So Long, Chester Wheeler(55)
“Whatever,” I said.
“No, not whatever. It was something Sue said that helped me decide.”
“What did she say?”
“You don’t remember?”
“She said a lot of things, Chester.”
“Right before she walked out of the RV for the last time. She told me however much time I had left, I should pack as much living into it as I can.”
“Right,” I said, watching the river slide by underneath the highway. “I do remember that now. I think that was some pretty sound advice.”
I didn’t push him to talk. I didn’t talk much myself.
But there was this long, barren stretch of California desert between Blythe and Indio. Not so much like New Mexico or Arizona. It wasn’t red rock scenery and, although I found it pleasant, it wasn’t all that visually arresting. It was just sand colored for the most part, with low, scrubby brush.
The driving had taken on a serious tedium.
About halfway through that landscape, he just seemed to split open.
“What if he’s horrible to me?” he asked.
I opened my mouth to speak, but he kept going.
“What if he tells me I’m just a giant piece of crap and he never gave a damn about me one way or another?”
“Well. That would sting.”
“Ya think?”
“I think that would weigh heavily on you for the rest of your life. How many weeks d’you figure that’ll be again?”
Surprisingly, he didn’t get indignant. One corner of his mouth twisted into a sarcastic half grin.
“Yeah, I guess I see your point,” he said.
“Here’s how I see it, Chester. Since you asked my opinion.” Mark this day on your calendar, I thought. “Even if he hurts you, I think that’s going to hurt less than lying on your deathbed thinking, ‘Damn it, I didn’t even try.’ One way you’re disgusted and disappointed with him. The other way you’re disgusted and disappointed with yourself. Disappointing yourself is the worst.”
“I’m used to it,” he said.
It was a surprising admission coming from Chester. And I found myself not wanting to let it go by. Not wanting to coddle him with false pity or convince him it wasn’t true when we both knew it was.
I got a little heated up about it.
“Then get unused to it, Chester. Just damn well get unused to it.”
He snorted dismissively.
“Little late for that. Don’t you think?”
“Yeah. It is, Chester. It’s a little late. But it’s not too late. Know how I know? I’ll tell you how I know. Because you’re not dead yet.”
I waited for him to dismiss me and ridicule me. And argue back at me.
He never did.
Chapter Eighteen:
* * *
Watching You
I want to say I didn’t know the I-10 went straight through the heart of downtown LA. The truth is I did know—sort of. I’d seen it on my phone map, but I hadn’t really registered it, because I saw no reason why it mattered. I was a newbie at LA driving. I didn’t realize that you never go through the city proper if you can possibly avoid it.
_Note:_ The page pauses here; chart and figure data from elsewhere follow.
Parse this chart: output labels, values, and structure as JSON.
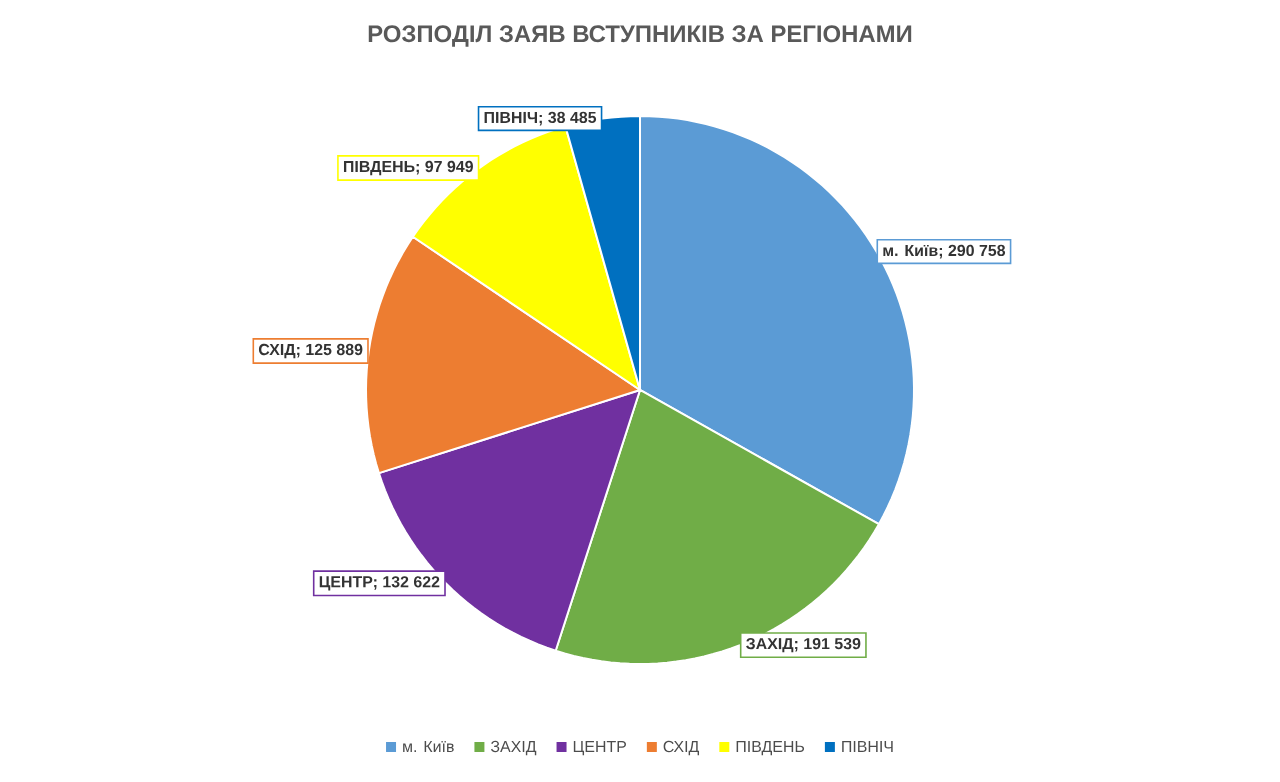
{
  "chart_data": {
    "type": "pie",
    "title": "РОЗПОДІЛ ЗАЯВ ВСТУПНИКІВ ЗА РЕГІОНАМИ",
    "categories": [
      "м. Київ",
      "ЗАХІД",
      "ЦЕНТР",
      "СХІД",
      "ПІВДЕНЬ",
      "ПІВНІЧ"
    ],
    "values": [
      290758,
      191539,
      132622,
      125889,
      97949,
      38485
    ],
    "value_labels": [
      "м. Київ; 290 758",
      "ЗАХІД; 191 539",
      "ЦЕНТР; 132 622",
      "СХІД; 125 889",
      "ПІВДЕНЬ; 97 949",
      "ПІВНІЧ; 38 485"
    ],
    "colors": [
      "#5b9bd5",
      "#70ad47",
      "#7030a0",
      "#ed7d31",
      "#ffff00",
      "#0070c0"
    ],
    "legend": "bottom"
  }
}
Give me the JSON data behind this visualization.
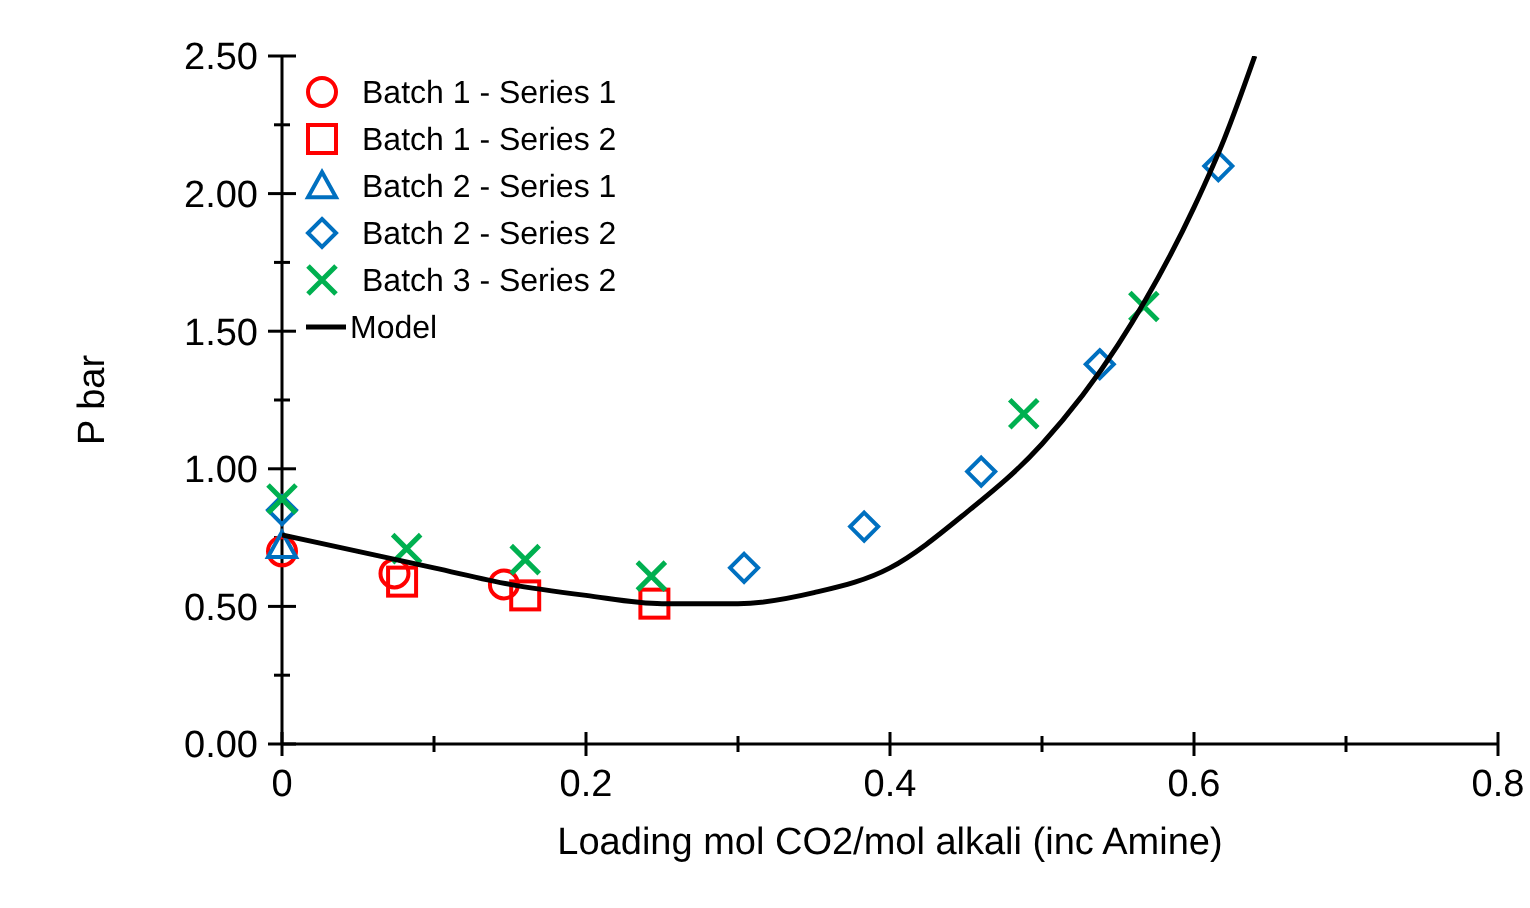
{
  "chart_data": {
    "type": "scatter",
    "xlabel": "Loading mol CO2/mol alkali (inc Amine)",
    "ylabel": "P bar",
    "xlim": [
      0,
      0.8
    ],
    "xticks": [
      0,
      {
        "value": 0.1,
        "label": null
      },
      0.2,
      {
        "value": 0.3,
        "label": null
      },
      0.4,
      {
        "value": 0.5,
        "label": null
      },
      0.6,
      {
        "value": 0.7,
        "label": null
      },
      0.8
    ],
    "ylim": [
      0,
      2.5
    ],
    "yticks": [
      {
        "value": 0,
        "label": "0.00"
      },
      {
        "value": 0.25,
        "label": null
      },
      {
        "value": 0.5,
        "label": "0.50"
      },
      {
        "value": 0.75,
        "label": null
      },
      {
        "value": 1,
        "label": "1.00"
      },
      {
        "value": 1.25,
        "label": null
      },
      {
        "value": 1.5,
        "label": "1.50"
      },
      {
        "value": 1.75,
        "label": null
      },
      {
        "value": 2,
        "label": "2.00"
      },
      {
        "value": 2.25,
        "label": null
      },
      {
        "value": 2.5,
        "label": "2.50"
      }
    ],
    "legend": "top left",
    "grid": false,
    "series": [
      {
        "name": "Batch 1 - Series 1",
        "color": "#ff0000",
        "marker": "circle",
        "x": [
          0,
          0.074,
          0.146
        ],
        "values": [
          0.7,
          0.62,
          0.58
        ]
      },
      {
        "name": "Batch 1 - Series 2",
        "color": "#ff0000",
        "marker": "square",
        "x": [
          0.079,
          0.16,
          0.245
        ],
        "values": [
          0.59,
          0.54,
          0.51
        ]
      },
      {
        "name": "Batch 2 - Series 1",
        "color": "#0070c0",
        "marker": "triangle",
        "x": [
          0
        ],
        "values": [
          0.72
        ]
      },
      {
        "name": "Batch 2 - Series 2",
        "color": "#0070c0",
        "marker": "diamond",
        "x": [
          0,
          0.304,
          0.383,
          0.46,
          0.538,
          0.616
        ],
        "values": [
          0.85,
          0.64,
          0.79,
          0.99,
          1.38,
          2.1
        ]
      },
      {
        "name": "Batch 3 - Series 2",
        "color": "#00b050",
        "marker": "cross",
        "x": [
          0,
          0.082,
          0.16,
          0.243,
          0.488,
          0.567
        ],
        "values": [
          0.89,
          0.71,
          0.67,
          0.61,
          1.2,
          1.59
        ]
      },
      {
        "name": "Model",
        "type": "line",
        "color": "#000000",
        "marker": "none",
        "line_style": "solid",
        "x": [
          0,
          0.05,
          0.1,
          0.15,
          0.2,
          0.25,
          0.3,
          0.35,
          0.4,
          0.45,
          0.5,
          0.55,
          0.6,
          0.62,
          0.64
        ],
        "values": [
          0.76,
          0.7,
          0.64,
          0.58,
          0.54,
          0.51,
          0.51,
          0.55,
          0.64,
          0.84,
          1.09,
          1.45,
          1.95,
          2.2,
          2.5
        ]
      }
    ]
  }
}
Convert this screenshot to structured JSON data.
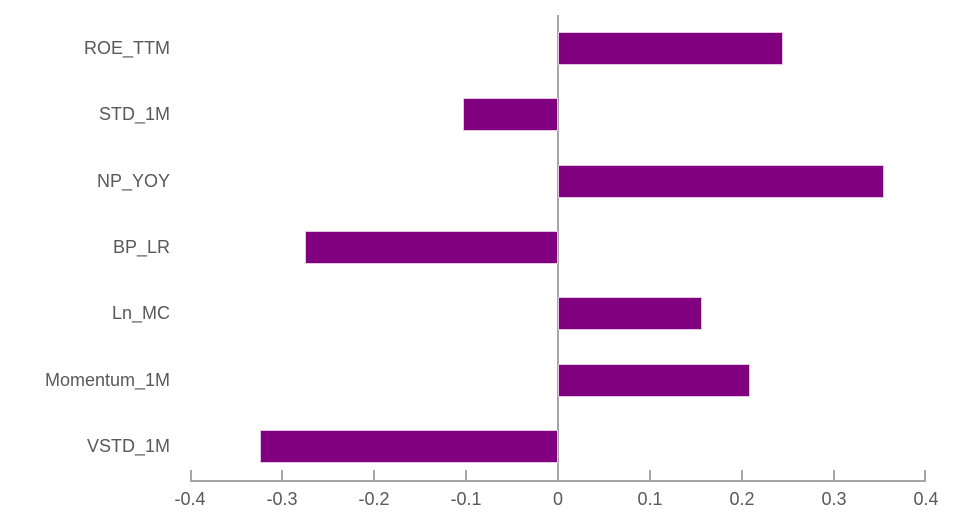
{
  "chart_data": {
    "type": "bar",
    "orientation": "horizontal",
    "title": "",
    "xlabel": "",
    "ylabel": "",
    "categories": [
      "ROE_TTM",
      "STD_1M",
      "NP_YOY",
      "BP_LR",
      "Ln_MC",
      "Momentum_1M",
      "VSTD_1M"
    ],
    "values": [
      0.245,
      -0.103,
      0.354,
      -0.275,
      0.157,
      0.209,
      -0.324
    ],
    "xlim": [
      -0.4,
      0.4
    ],
    "x_ticks": [
      -0.4,
      -0.3,
      -0.2,
      -0.1,
      0,
      0.1,
      0.2,
      0.3,
      0.4
    ],
    "x_tick_labels": [
      "-0.4",
      "-0.3",
      "-0.2",
      "-0.1",
      "0",
      "0.1",
      "0.2",
      "0.3",
      "0.4"
    ],
    "grid": "off",
    "legend": "none",
    "colors": {
      "bar_fill": "#800080",
      "bar_border": "#e3c6e3",
      "axis": "#a6a6a6",
      "text": "#595959",
      "background": "#ffffff"
    }
  }
}
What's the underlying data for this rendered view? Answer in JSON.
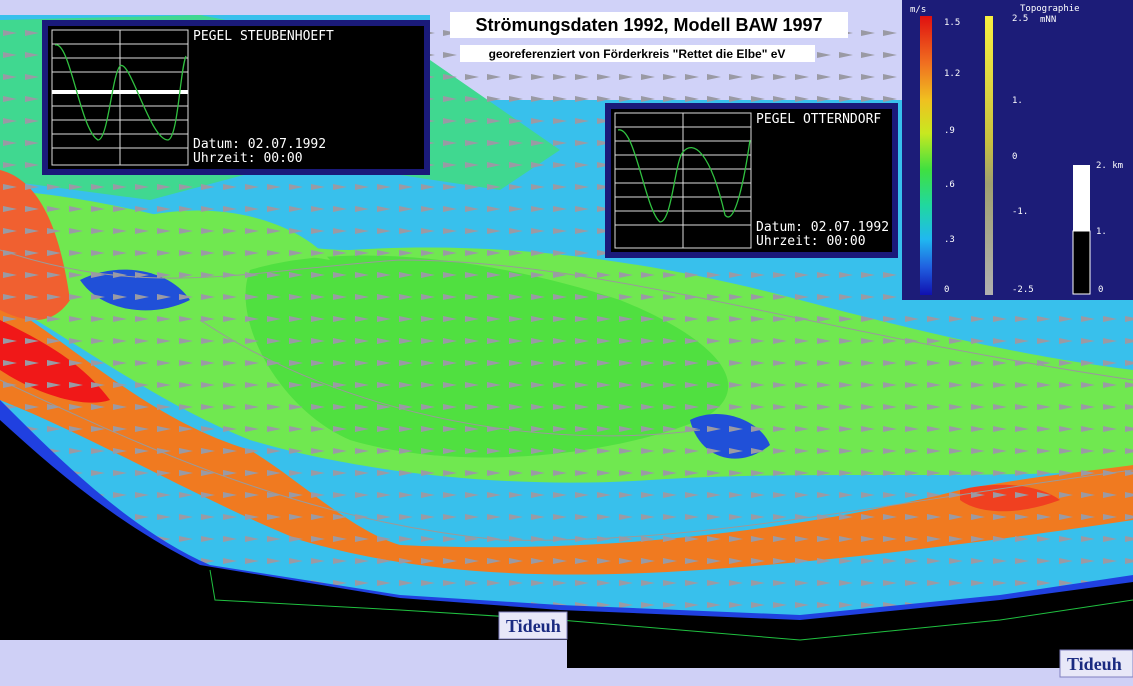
{
  "header": {
    "title": "Strömungsdaten 1992, Modell BAW 1997",
    "subtitle": "georeferenziert von Förderkreis \"Rettet die Elbe\" eV"
  },
  "gauges": [
    {
      "name": "PEGEL STEUBENHOEFT",
      "date": "Datum: 02.07.1992",
      "time": "Uhrzeit: 00:00"
    },
    {
      "name": "PEGEL OTTERNDORF",
      "date": "Datum: 02.07.1992",
      "time": "Uhrzeit: 00:00"
    }
  ],
  "legend": {
    "speed_unit": "m/s",
    "speed_labels": [
      "1.5",
      "1.2",
      ".9",
      ".6",
      ".3",
      "0"
    ],
    "topo_title": "Topographie",
    "topo_unit": "mNN",
    "topo_labels": [
      "2.5",
      "1.",
      "0",
      "-1.",
      "-2.5"
    ],
    "scale_labels": [
      "2. km",
      "1.",
      "0"
    ]
  },
  "buttons": [
    "Tideuh",
    "Tideuh"
  ]
}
It was before one o’clock in the afternoon. One would tend to think, if one didn’t know the territory, that it wouldn’t be rush hour. Surprise! It’s always rush hour in LA. Every damn minute of every damn day.
We were just sitting there in bumper-to-bumper traffic, holding perfectly still. Then rolling forward a few feet. Then holding perfectly still.
My world was an endless sea of brake lights.
And that kind of motion did not put Chester to sleep, which was unfortunate to say the least.
Now and then the traffic would move forward and I’d be a little slow to start up, and another car would simply materialize in front of me, its driver cutting me off to take the space I’d left open only for a brief second. And I mean with inches to spare.
After the third time it happened I said, “The drivers here are insane!”
Chester said, “They’re just doing what they have to do.” As if he were an expert on LA traffic. As if he’d lived there all his life.
“What kind of attitude is that?”
“It’s my attitude.”
“I can’t argue with that, actually.”
“It’s like this . . . ,” he began.
And I said, “Oh good. More mansplaining.”
“More what?”
“Never mind.”
“It’s like this,” he began again. “It’s a dog-eat-dog world on the freeways out here. And so you have to do what you have to do. Otherwise they’ll roll right over you. You can’t be soft.”
I opened my mouth to tell him he was an idiot, and that people like him were the whole problem. But what would that do to improve anything? That would just have been him pulling me down to his level again.
“You would have found out soon enough,” he said. “Since you and your fruitfriend were going to move here.”
Speaking of moving, we weren’t. Not even an inch. So I got to turn my head and glare at him.
“How did you know Tim and I were going to move here?”